L'infirmière, qui a non seulement parlé au nom des professionnels de la santé - dont 52 000 ont été infectés par le coronavirus - mais aussi de ceux qui travaillent en « première ligne », tels que les stockistes, les transporteurs et les policiers, a envoyé un message aux représentants du public. Il leur a demandé de « défendre la santé de tous » et de « se souvenir qu'il n'y a pas de meilleur hommage à ceux qui nous ont quittés que de veiller à notre santé et de garantir la dignité de nos professions ». Pour conclure, il a ajouté : « Et que nous répondions à une question simple : qui prendra soin de nous si la personne qui s'occupe de nous ne le peut pas ? N'oublions jamais la leçon que nous avons apprise ».

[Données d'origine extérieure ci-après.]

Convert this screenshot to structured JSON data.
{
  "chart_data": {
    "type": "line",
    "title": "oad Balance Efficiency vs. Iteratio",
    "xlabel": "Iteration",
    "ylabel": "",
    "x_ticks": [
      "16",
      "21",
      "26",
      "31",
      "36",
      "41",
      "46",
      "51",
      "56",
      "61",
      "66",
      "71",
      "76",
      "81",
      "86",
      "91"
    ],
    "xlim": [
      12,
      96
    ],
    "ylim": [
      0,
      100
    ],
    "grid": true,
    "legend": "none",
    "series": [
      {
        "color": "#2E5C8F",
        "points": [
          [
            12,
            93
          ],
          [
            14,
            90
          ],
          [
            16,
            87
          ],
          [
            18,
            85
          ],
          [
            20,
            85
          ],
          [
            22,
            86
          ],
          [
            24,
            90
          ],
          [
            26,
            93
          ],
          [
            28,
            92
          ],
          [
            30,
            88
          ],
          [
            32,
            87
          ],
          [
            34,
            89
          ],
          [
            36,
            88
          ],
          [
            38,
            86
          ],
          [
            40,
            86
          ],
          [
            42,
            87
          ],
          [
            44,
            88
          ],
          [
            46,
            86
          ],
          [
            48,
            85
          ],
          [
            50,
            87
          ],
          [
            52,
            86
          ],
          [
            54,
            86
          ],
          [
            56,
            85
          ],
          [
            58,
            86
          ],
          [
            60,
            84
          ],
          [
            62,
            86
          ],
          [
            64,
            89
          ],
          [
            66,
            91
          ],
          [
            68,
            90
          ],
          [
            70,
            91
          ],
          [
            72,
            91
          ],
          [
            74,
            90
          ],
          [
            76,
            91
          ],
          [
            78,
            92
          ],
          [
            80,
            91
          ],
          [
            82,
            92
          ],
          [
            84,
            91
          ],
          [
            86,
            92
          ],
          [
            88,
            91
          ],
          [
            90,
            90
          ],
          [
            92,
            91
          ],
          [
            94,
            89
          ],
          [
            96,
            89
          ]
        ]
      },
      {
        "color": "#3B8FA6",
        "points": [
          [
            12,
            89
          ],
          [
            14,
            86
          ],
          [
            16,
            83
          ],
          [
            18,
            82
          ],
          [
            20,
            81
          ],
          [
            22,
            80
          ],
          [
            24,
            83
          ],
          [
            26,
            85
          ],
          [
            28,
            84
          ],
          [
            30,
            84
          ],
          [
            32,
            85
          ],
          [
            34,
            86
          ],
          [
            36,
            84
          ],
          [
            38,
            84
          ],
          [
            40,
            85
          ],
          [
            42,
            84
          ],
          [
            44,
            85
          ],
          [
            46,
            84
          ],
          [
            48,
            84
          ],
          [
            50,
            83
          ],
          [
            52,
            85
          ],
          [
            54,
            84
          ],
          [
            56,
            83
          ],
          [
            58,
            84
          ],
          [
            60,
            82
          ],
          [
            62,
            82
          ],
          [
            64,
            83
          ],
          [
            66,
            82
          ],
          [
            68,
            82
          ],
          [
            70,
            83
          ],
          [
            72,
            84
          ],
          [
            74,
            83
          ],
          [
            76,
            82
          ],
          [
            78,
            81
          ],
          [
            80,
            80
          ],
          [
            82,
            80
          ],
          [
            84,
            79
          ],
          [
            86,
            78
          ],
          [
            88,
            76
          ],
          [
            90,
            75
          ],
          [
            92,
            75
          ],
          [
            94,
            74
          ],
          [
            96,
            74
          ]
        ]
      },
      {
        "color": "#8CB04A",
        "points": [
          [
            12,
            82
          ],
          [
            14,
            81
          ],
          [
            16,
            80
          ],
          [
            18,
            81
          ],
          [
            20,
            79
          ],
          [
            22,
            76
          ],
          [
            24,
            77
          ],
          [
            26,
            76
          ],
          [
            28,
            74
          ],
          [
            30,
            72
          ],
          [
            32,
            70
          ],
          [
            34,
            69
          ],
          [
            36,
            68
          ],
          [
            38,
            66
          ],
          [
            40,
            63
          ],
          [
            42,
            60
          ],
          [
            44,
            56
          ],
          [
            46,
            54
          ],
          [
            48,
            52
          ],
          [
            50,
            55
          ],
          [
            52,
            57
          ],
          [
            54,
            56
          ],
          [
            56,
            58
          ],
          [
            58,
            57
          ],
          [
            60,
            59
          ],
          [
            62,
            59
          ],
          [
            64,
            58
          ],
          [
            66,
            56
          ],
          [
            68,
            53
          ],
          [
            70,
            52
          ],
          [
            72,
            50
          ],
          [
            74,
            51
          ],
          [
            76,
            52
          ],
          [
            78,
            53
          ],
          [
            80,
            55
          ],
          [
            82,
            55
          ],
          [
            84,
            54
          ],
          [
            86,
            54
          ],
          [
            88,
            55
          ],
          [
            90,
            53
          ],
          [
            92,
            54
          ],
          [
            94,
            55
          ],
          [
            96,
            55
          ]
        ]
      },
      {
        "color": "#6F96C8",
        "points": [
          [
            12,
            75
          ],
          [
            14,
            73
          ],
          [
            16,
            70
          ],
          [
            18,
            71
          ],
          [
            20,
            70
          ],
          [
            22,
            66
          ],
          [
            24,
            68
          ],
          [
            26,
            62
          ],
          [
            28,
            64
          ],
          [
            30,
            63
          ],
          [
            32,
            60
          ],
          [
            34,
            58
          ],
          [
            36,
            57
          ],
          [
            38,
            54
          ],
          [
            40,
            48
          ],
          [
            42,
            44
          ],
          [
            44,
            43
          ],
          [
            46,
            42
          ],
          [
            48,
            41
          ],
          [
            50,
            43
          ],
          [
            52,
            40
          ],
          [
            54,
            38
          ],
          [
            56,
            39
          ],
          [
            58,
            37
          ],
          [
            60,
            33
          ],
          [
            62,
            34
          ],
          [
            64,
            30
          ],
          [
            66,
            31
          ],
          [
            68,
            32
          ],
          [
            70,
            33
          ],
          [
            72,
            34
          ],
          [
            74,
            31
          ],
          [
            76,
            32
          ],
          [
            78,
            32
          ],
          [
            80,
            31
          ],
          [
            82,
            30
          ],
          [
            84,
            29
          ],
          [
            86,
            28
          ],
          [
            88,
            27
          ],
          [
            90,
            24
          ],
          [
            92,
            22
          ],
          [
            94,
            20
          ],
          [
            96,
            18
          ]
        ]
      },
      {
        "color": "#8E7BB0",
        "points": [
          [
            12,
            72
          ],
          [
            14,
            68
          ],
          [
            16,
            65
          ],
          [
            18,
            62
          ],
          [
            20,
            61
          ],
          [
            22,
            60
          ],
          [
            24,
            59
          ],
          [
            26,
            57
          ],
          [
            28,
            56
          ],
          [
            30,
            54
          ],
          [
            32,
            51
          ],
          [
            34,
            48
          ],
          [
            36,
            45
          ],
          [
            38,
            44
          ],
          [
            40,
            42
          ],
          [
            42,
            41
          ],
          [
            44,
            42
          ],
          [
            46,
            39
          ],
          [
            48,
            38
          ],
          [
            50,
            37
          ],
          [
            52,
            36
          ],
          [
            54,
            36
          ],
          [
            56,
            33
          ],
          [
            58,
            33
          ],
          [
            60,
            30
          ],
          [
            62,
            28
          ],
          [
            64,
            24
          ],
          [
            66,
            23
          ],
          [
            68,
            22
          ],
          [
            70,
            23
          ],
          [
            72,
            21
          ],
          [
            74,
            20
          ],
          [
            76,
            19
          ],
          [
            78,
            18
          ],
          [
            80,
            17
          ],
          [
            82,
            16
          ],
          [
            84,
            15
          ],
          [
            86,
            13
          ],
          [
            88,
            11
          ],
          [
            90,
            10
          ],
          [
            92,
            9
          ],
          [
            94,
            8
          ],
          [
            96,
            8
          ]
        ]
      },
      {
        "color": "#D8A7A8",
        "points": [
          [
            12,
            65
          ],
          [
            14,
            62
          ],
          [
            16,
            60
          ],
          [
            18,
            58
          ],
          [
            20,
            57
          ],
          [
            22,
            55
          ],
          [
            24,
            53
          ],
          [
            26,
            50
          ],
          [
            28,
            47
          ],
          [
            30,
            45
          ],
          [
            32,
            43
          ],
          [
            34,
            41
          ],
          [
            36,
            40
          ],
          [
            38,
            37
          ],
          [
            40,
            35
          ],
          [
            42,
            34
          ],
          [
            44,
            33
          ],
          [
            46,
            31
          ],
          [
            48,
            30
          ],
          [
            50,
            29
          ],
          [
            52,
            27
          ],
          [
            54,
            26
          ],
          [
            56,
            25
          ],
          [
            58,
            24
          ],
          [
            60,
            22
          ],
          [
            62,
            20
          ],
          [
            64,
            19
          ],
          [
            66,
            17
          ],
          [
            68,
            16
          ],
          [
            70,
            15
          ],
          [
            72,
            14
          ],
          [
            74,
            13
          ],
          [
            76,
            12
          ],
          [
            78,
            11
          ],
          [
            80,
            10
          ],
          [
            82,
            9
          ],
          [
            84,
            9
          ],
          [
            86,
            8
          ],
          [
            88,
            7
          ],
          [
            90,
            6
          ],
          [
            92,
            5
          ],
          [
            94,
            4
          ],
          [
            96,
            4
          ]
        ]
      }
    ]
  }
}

Auparavant, Aroa Lopez a déclaré que l'expérience vécue au cours de ces mois « nous marquera à jamais », bien que dans son cas, elle ait déjà vécu des expériences « très difficiles » en tant que surveillante des urgences à l'hôpital de Barcelone Vall d'Hebron. Elle a assuré que tous, médecins, infirmières, assistants et toutes les spécialités liées à la santé, ont donné « tout ce qu'ils avaient », travaillant « à la limite de nos forces ».

Mais ils ont aussi compris à nouveau, a-t-elle Grâce à leurs efforts, ils ont été les « messagers du dernier adieu pour les personnes qui mouraient seules », écoutant « la voix de leurs enfants » au téléphone et recourant aux appels vidéo. « Nous avons dû ravaler nos larmes quand quelqu'un nous a dit : ne me laissez pas mourir seule », a rappelé l'infirmière dans l'un des passages les plus émouvants de son discours.
Les infirmières, poursuit l'infirmière, quittaient leur famille pour éviter de les contaminer, quittant l'hôpital avec « toutes ces émotions » sur le dos, puis revenant « de la solitude et de l'épuisement » mais prêtes à « transmettre aux malades une force et un encouragement au-delà de nos craintes ». Le regard a été la ressource utilisée pour cela car « c'était la seule partie du corps qui restait visible » et aussi parmi les professionnels eux-mêmes, qui ont appris à communiquer de cette manière.
Aroa López a remercié les citoyens de les avoir applaudis à vingt heures du soir, et leur a demandé de ne pas « l'oublier » tout en respectant les recommandations en matière de santé. Elle leur a également demandé de penser à ceux qui sont morts et aux professionnels de la santé qui ont perdu la vie. « S'il vous plaît, que vos efforts ne soient jamais vains », a-t-elle conclu. Après ses paroles et avant d'écouter le discours du roi Felipe VI, les participants à l'hommage ont déposé, par paires, quelques roses blanches devant le chaudron situé au centre de l'enceinte en mémoire des milliers de victimes du COVID-19.

L'hommage de l'État aux victimes du COVID-19, qui s'est tenu ce jeudi dans le Patio de la Armería du Palais Royal et présidé par le Roi et la Reine, s'est conclu par une minute de silence observée par les autorités, les familles et les représentants des groupes qui ont lutté contre la pandémie.
Après la minute de silence, qui s'est terminée par une salve d'applaudissements de la part du public, l'événement a été clôturé en présence du gouvernement dans son intégralité, de tous les présidents régionaux, ainsi que d'autorités internationales telles que le directeur général de l'Organisation mondiale de la santé (OMS), Tedros Adhanom Ghebreyesus ; la présidente de la Commission européenne, Ursula von der Leyen ; le président du Conseil européen, Charles Michel ; le président du Parlement européen, David Sassoli ; et le haut représentant de l'UE pour les affaires étrangères et la politique de sécurité, Josep Borell, entre autres.